CARACAS, Venezuela, Tuesday July 12, 2016 – Thousands of Venezuelans have crossed into Colombia on after Venezuela opened their common border to allow its people to buy food, medicine, and other essential supplies.
The border was closed by Venezuelan President Nicolas Maduro last August because, he said, the area had been infiltrated by Colombian paramilitaries and gangs.
The border closure was also designed to prevent subsidised goods from being smuggled from Venezuela and sold for a huge profit in Colombia.
On Sunday, however, some 35,000 people, many of whom had queued since the early hours of the morning, crossed the border between San Antonio del Tachira in Venezuela and Cucuta in Colombia, a Colombian official said.
Supermarkets were inundated with Venezuelans buying basic supplies such as rice, cooking oil, flour and sugar, as well as medicine and essentials like toilet paper, all of which are either unavailable or expensive in their country because of shortages.
The Colombia-Venezuela Border: Open to Smugglers, Closed To The Desperate https://t.co/iUaxQYmNqn
— Parallels (@nprparallels) July 12, 2016
Venezuela is mired in a deep economic crisis and many say they struggle to feed their families. Last week, several hundred desperate Venezuelan women broke through the border controls with Colombia in search of food.
In response, the Venezuelan government ordered the border to be opened for 12 hours on Sunday, allowing Venezuelans to cross into Colombia to purchase the items that are hard to find back home.
President Maduro “ordered that he didn’t want anyone hurt, anyone killed … and if these women decided to go again on Sunday, they meet, go to Colombia, buy there, and return,” Tachira state Governor Jose Vielma Mora told the press.
With the global oil-price slump, which has made less money available for imports, shortages have become rampant in Venezuela. Falling production and imports have spurred on inflation, which reached 180 percent in May, moreover.
Overpriced black-market and informal-market alternatives exist for Venezuelans looking for food, but the vast majority struggle to find things to eat, and they get by on unhealthy or extremely limited diets.
“There simply are not enough goods to go around,” Tulane professor David Smilde, who lives in Caracas, wrote on July 5.
“There is not starvation in Venezuela right now,” Smilde wrote. “But there is significant hunger and malnourishment that could turn into starvation this year if something does not change.”
Business Insider reports that food riots have occurred across the country, including in the streets around the presidential palace in Caracas.

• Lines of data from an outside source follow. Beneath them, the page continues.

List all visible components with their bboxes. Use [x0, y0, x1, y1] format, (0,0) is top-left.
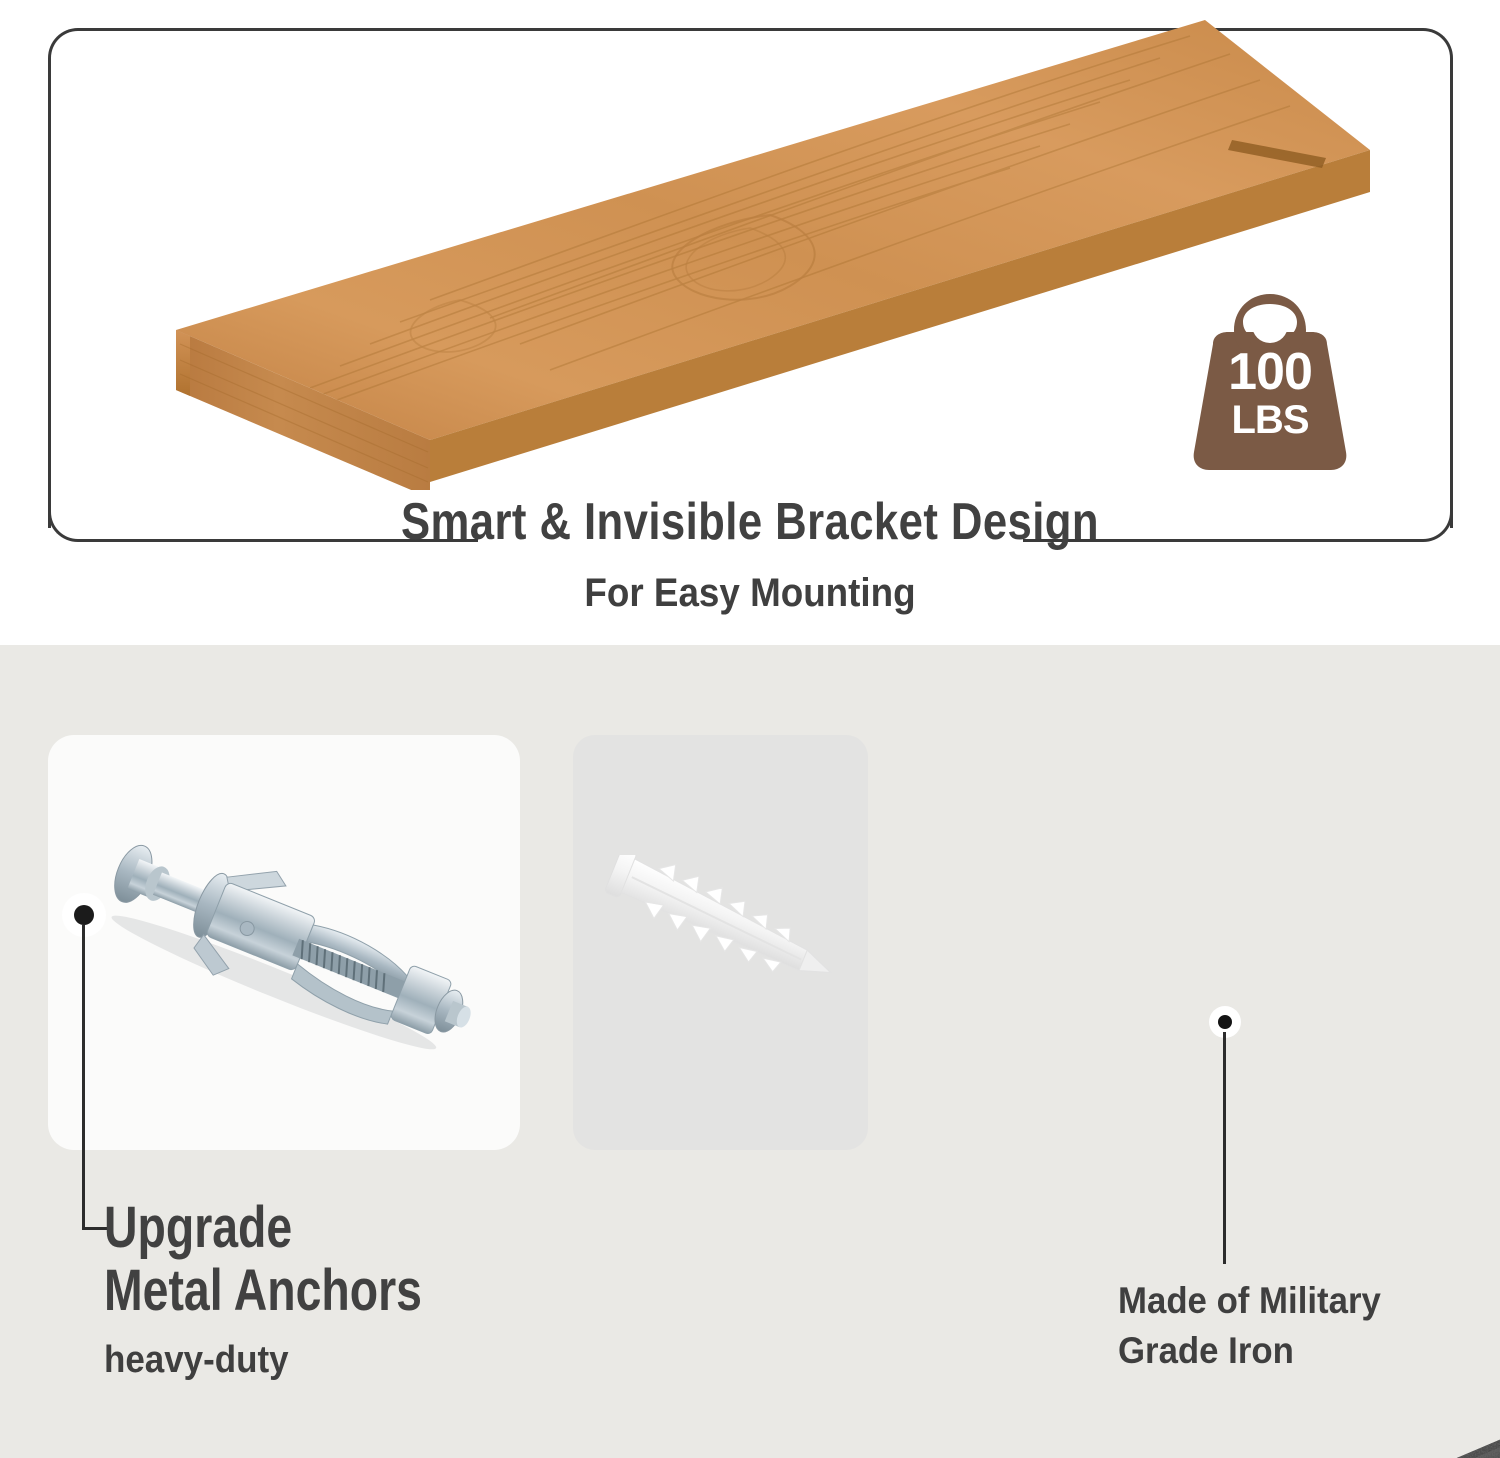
plastic-anchor-card	[573, 735, 868, 1150]
callout-ring-icon	[1218, 1015, 1232, 1029]
pipe-label-line2: Grade Iron	[1118, 1326, 1456, 1376]
page-title: Smart & Invisible Bracket Design	[120, 492, 1380, 552]
plastic-wall-plug-anchor-icon	[593, 855, 863, 1005]
metal-anchor-title-line2: Metal Anchors	[104, 1259, 552, 1322]
badge-weight-unit: LBS	[1170, 400, 1370, 440]
iron-pipe-illustration	[860, 1385, 1500, 1458]
badge-weight-value: 100	[1170, 346, 1370, 398]
metal-anchor-label: Upgrade Metal Anchors	[104, 1196, 664, 1322]
pipe-label-line1: Made of Military	[1118, 1276, 1456, 1326]
metal-expansion-anchor-icon	[72, 825, 502, 1075]
weight-capacity-badge: 100 LBS	[1170, 292, 1370, 472]
top-section: 100 LBS Smart & Invisible Bracket Design…	[0, 0, 1500, 645]
callout-dot-icon	[74, 905, 94, 925]
page-subtitle: For Easy Mounting	[60, 568, 1440, 618]
metal-anchor-card	[48, 735, 520, 1150]
metal-anchor-subtitle: heavy-duty	[104, 1338, 289, 1382]
product-feature-graphic: 100 LBS Smart & Invisible Bracket Design…	[0, 0, 1500, 1458]
metal-anchor-callout-line-vertical	[82, 925, 85, 1230]
metal-anchor-title-line1: Upgrade	[104, 1196, 552, 1259]
pipe-callout-line	[1223, 1032, 1226, 1264]
pipe-label: Made of Military Grade Iron	[1118, 1276, 1456, 1376]
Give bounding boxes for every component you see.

In June, three people were killed at food-related demonstrations, and 70 people have been killed in vigilante-related lynchings in the first four months of this year.
While Maduro and his political allies blame “economic warfare” by the US and its allies in Venezuela, the middle and poor classes — those who have traditionally supported Maduro, his predecessor Hugo Chavez, and their socialist party — have borne the brunt of the crisis.
Their anger with this hardship likely contributed to the socialist party’s resounding defeat in parliamentary elections in December.
This month, a poll found that Maduro’s support had fallen to 23 percent, while 80 percent of the country wants him out of power this year.
An effort to launch a recall referendum against the president has stalled, as the government contests many of the signatures gathered in support of the recall.
Meanwhile, the people spending hours in the streets, waiting to buy scarce goods at high prices, grow increasingly disenchanted.
“I really believed in the whole revolution and what Chavez did,” one woman told NPR. “And now I would never vote for these guys again.”